A key organ of romance?
Women subconsciously prefer the aroma of dominant men when they are at the most fertile stage of the menstrual cycle, research suggests.
Researchers in Prague asked 48 men to assess how dominant they felt.
The men then wore cotton pads in their armpits for 24 hours, which were
subsequently presented to 65 women.
Those who were ovulating rated the "dominant" men as sexiest, but there was no similar pattern among women at other stages of their menstrual cycle.
The findings, published in Biology Letters, suggest women are evolved to seek out the most virile sexual partner when conception is likely.
But the rest of the time they probably prefer potential social partners.
Each of the women taking part in the experiment rated the odour of 10 pads for their intensity, sexiness and masculinity.
The researchers found women who were ovulating were more likely to rate the odour of dominant men as sexy.

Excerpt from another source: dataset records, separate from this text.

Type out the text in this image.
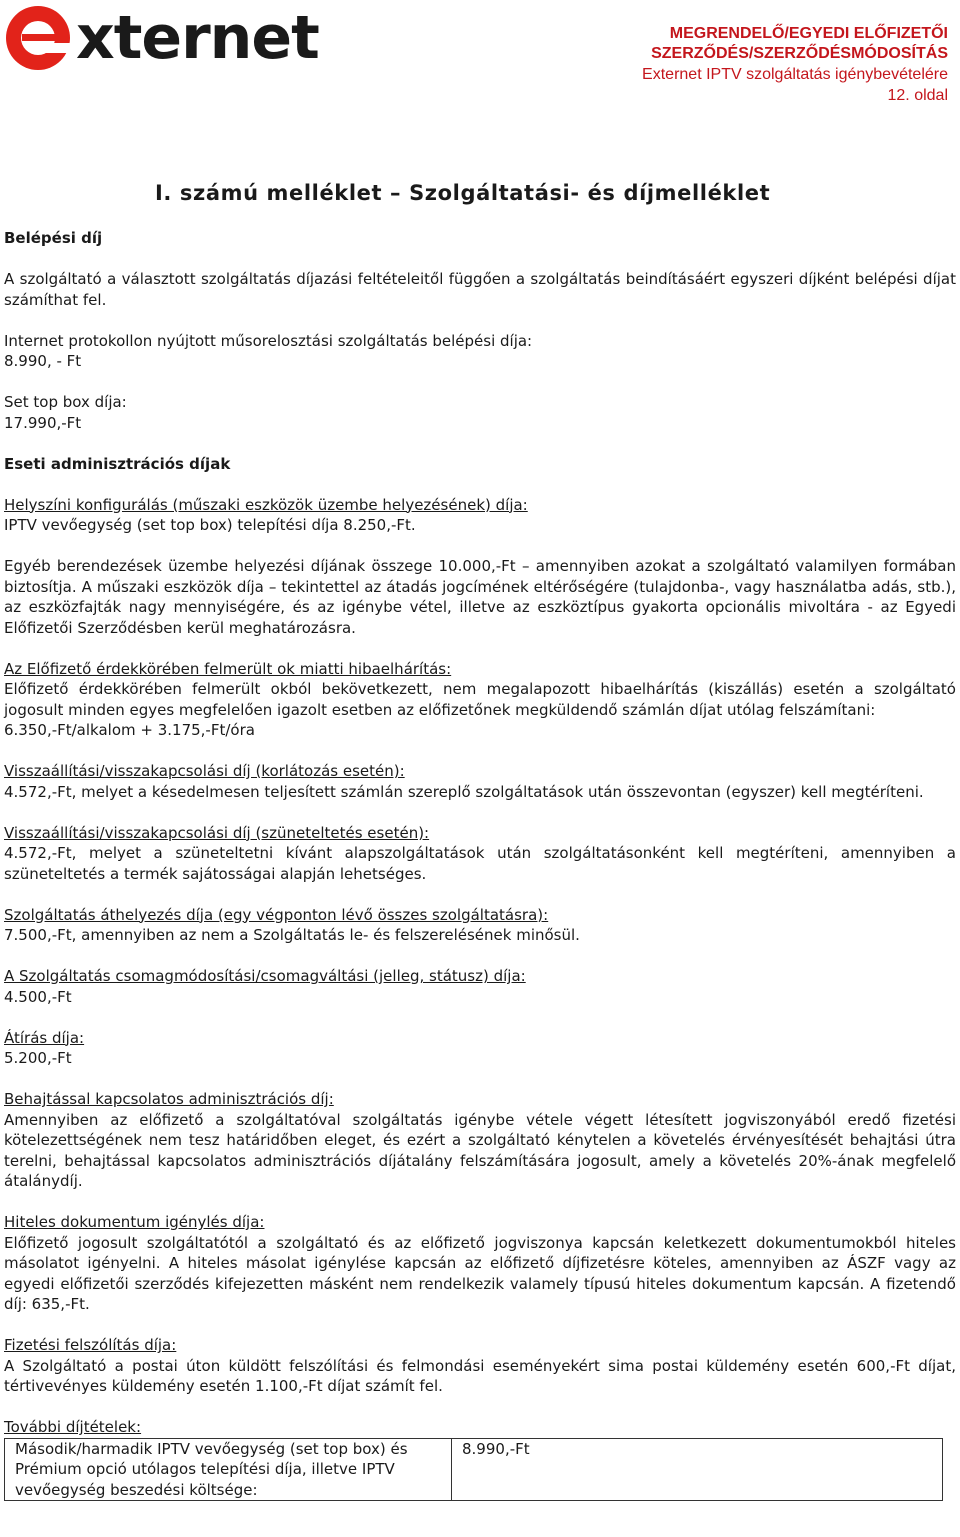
xternet	MEGRENDELŐ/EGYEDI ELŐFIZETŐI

SZERZŐDÉS/SZERZŐDÉSMÓDOSÍTÁS

Externet IPTV szolgáltatás igénybevételére

12. oldal

I. számú melléklet – Szolgáltatási- és díjmelléklet

Belépési díj

A szolgáltató a választott szolgáltatás díjazási feltételeitől függően a szolgáltatás beindításáért egyszeri díjként belépési díjat számíthat fel.

Internet protokollon nyújtott műsorelosztási szolgáltatás belépési díja:

8.990, - Ft

Set top box díja:

17.990,-Ft

Eseti adminisztrációs díjak

Helyszíni konfigurálás (műszaki eszközök üzembe helyezésének) díja:

IPTV vevőegység (set top box) telepítési díja 8.250,-Ft.

Egyéb berendezések üzembe helyezési díjának összege 10.000,-Ft – amennyiben azokat a szolgáltató valamilyen formában biztosítja. A műszaki eszközök díja – tekintettel az átadás jogcímének eltérőségére (tulajdonba-, vagy használatba adás, stb.), az eszközfajták nagy mennyiségére, és az igénybe vétel, illetve az eszköztípus gyakorta opcionális mivoltára - az Egyedi Előfizetői Szerződésben kerül meghatározásra.

Az Előfizető érdekkörében felmerült ok miatti hibaelhárítás:

Előfizető érdekkörében felmerült okból bekövetkezett, nem megalapozott hibaelhárítás (kiszállás) esetén a szolgáltató jogosult minden egyes megfelelően igazolt esetben az előfizetőnek megküldendő számlán díjat utólag felszámítani:

6.350,-Ft/alkalom + 3.175,-Ft/óra

Visszaállítási/visszakapcsolási díj (korlátozás esetén):

4.572,-Ft, melyet a késedelmesen teljesített számlán szereplő szolgáltatások után összevontan (egyszer) kell megtéríteni.

Visszaállítási/visszakapcsolási díj (szüneteltetés esetén):

4.572,-Ft, melyet a szüneteltetni kívánt alapszolgáltatások után szolgáltatásonként kell megtéríteni, amennyiben a szüneteltetés a termék sajátosságai alapján lehetséges.

Szolgáltatás áthelyezés díja (egy végponton lévő összes szolgáltatásra):

7.500,-Ft, amennyiben az nem a Szolgáltatás le- és felszerelésének minősül.

A Szolgáltatás csomagmódosítási/csomagváltási (jelleg, státusz) díja:

4.500,-Ft

Átírás díja:

5.200,-Ft

Behajtással kapcsolatos adminisztrációs díj:

Amennyiben az előfizető a szolgáltatóval szolgáltatás igénybe vétele végett létesített jogviszonyából eredő fizetési kötelezettségének nem tesz határidőben eleget, és ezért a szolgáltató kénytelen a követelés érvényesítését behajtási útra terelni, behajtással kapcsolatos adminisztrációs díjátalány felszámítására jogosult, amely a követelés 20%-ának megfelelő átalánydíj.

Hiteles dokumentum igénylés díja:

Előfizető jogosult szolgáltatótól a szolgáltató és az előfizető jogviszonya kapcsán keletkezett dokumentumokból hiteles másolatot igényelni. A hiteles másolat igénylése kapcsán az előfizető díjfizetésre köteles, amennyiben az ÁSZF vagy az egyedi előfizetői szerződés kifejezetten másként nem rendelkezik valamely típusú hiteles dokumentum kapcsán. A fizetendő díj: 635,-Ft.

Fizetési felszólítás díja:

A Szolgáltató a postai úton küldött felszólítási és felmondási eseményekért sima postai küldemény esetén 600,-Ft díjat, tértivevényes küldemény esetén 1.100,-Ft díjat számít fel.

További díjtételek:

Második/harmadik IPTV vevőegység (set top box) és Prémium opció utólagos telepítési díja, illetve IPTV vevőegység beszedési költsége:	8.990,-Ft
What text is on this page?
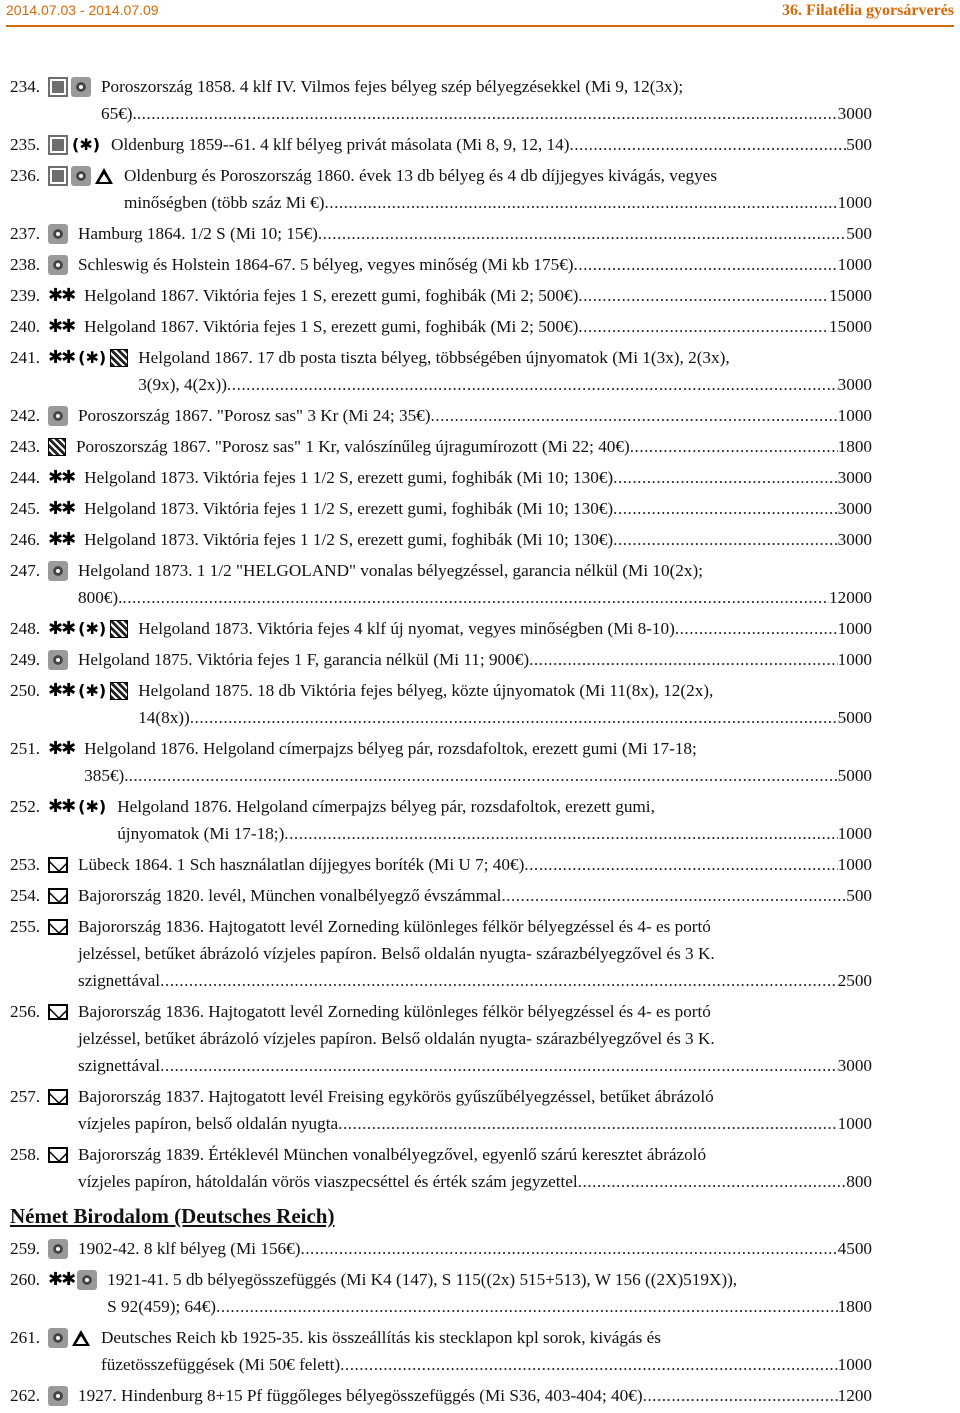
2014.07.03 - 2014.07.09	36. Filatélia gyorsárverés
234.	Poroszország 1858. 4 klf IV. Vilmos fejes bélyeg szép bélyegzésekkel (Mi 9, 12(3x);
65€). .....	3000
235.	(✱) Oldenburg 1859--61. 4 klf bélyeg privát másolata (Mi 8, 9, 12, 14) .....	500
236.	Oldenburg és Poroszország 1860. évek 13 db bélyeg és 4 db díjjegyes kivágás, vegyes
minőségben (több száz Mi €) .....	1000
237.	Hamburg 1864. 1/2 S (Mi 10; 15€) .....	500
238.	Schleswig és Holstein 1864-67. 5 bélyeg, vegyes minőség (Mi kb 175€) .....	1000
239. ✱✱ Helgoland 1867. Viktória fejes 1 S, erezett gumi, foghibák (Mi 2; 500€) .....	15000
240. ✱✱ Helgoland 1867. Viktória fejes 1 S, erezett gumi, foghibák (Mi 2; 500€) .....	15000
241. ✱✱ (✱) Helgoland 1867. 17 db posta tiszta bélyeg, többségében újnyomatok (Mi 1(3x), 2(3x),
3(9x), 4(2x)) .....	3000
242.	Poroszország 1867. "Porosz sas" 3 Kr (Mi 24; 35€) .....	1000
243.	Poroszország 1867. "Porosz sas" 1 Kr, valószínűleg újragumírozott (Mi 22; 40€) .....	1800
244. ✱✱ Helgoland 1873. Viktória fejes 1 1/2 S, erezett gumi, foghibák (Mi 10; 130€) .....	3000
245. ✱✱ Helgoland 1873. Viktória fejes 1 1/2 S, erezett gumi, foghibák (Mi 10; 130€) .....	3000
246. ✱✱ Helgoland 1873. Viktória fejes 1 1/2 S, erezett gumi, foghibák (Mi 10; 130€) .....	3000
247.	Helgoland 1873. 1 1/2 "HELGOLAND" vonalas bélyegzéssel, garancia nélkül (Mi 10(2x);
800€). .....	12000
248. ✱✱ (✱) Helgoland 1873. Viktória fejes 4 klf új nyomat, vegyes minőségben (Mi 8-10) .....	1000
249.	Helgoland 1875. Viktória fejes 1 F, garancia nélkül (Mi 11; 900€) .....	1000
250. ✱✱ (✱) Helgoland 1875. 18 db Viktória fejes bélyeg, közte újnyomatok (Mi 11(8x), 12(2x),
14(8x)) .....	5000
251. ✱✱ Helgoland 1876. Helgoland címerpajzs bélyeg pár, rozsdafoltok, erezett gumi (Mi 17-18;
385€). .....	5000
252. ✱✱ (✱) Helgoland 1876. Helgoland címerpajzs bélyeg pár, rozsdafoltok, erezett gumi,
újnyomatok (Mi 17-18;) .....	1000
253.	Lübeck 1864. 1 Sch használatlan díjjegyes boríték (Mi U 7; 40€) .....	1000
254.	Bajorország 1820. levél, München vonalbélyegző évszámmal .....	500
255.	Bajorország 1836. Hajtogatott levél Zorneding különleges félkör bélyegzéssel és 4- es portó
jelzéssel, betűket ábrázoló vízjeles papíron. Belső oldalán nyugta- szárazbélyegzővel és 3 K.
szignettával .....	2500
256.	Bajorország 1836. Hajtogatott levél Zorneding különleges félkör bélyegzéssel és 4- es portó
jelzéssel, betűket ábrázoló vízjeles papíron. Belső oldalán nyugta- szárazbélyegzővel és 3 K.
szignettával .....	3000
257.	Bajorország 1837. Hajtogatott levél Freising egykörös gyűszűbélyegzéssel, betűket ábrázoló
vízjeles papíron, belső oldalán nyugta .....	1000
258.	Bajorország 1839. Értéklevél München vonalbélyegzővel, egyenlő szárú keresztet ábrázoló
vízjeles papíron, hátoldalán vörös viaszpecséttel és érték szám jegyzettel .....	800
Német Birodalom (Deutsches Reich)
259.	1902-42. 8 klf bélyeg (Mi 156€) .....	4500
260. ✱✱ 1921-41. 5 db bélyegösszefüggés (Mi K4 (147), S 115((2x) 515+513), W 156 ((2X)519X)),
S 92(459); 64€) .....	1800
261.	Deutsches Reich kb 1925-35. kis összeállítás kis stecklapon kpl sorok, kivágás és
füzetösszefüggések (Mi 50€ felett) .....	1000
262.	1927. Hindenburg 8+15 Pf függőleges bélyegösszefüggés (Mi S36, 403-404; 40€) .....	1200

This was particularly the case among women who were in a relationship.
However, women at other stages of their menstrual cycle - single or not - did not pick out dominant men in the same way.
Researcher Dr Craig Roberts told the BBC News website: "There seems to be some sort of physiological mechanism that directs women to indicators of good genes.
"The offspring of such a coupling would therefore be likely to have better genes."
Previous research has shown that emotional state may influence perception of body odour quality.
However, the researchers admit that the exact mechanisms in play are not known.
Dr Nick Neave, of Northumbria University, said human scents, or pheromones, played a complex role in how people interacted with each other.
His work has shown that women were more likely to rate male pheromones as coming from a dominant or assertive individual.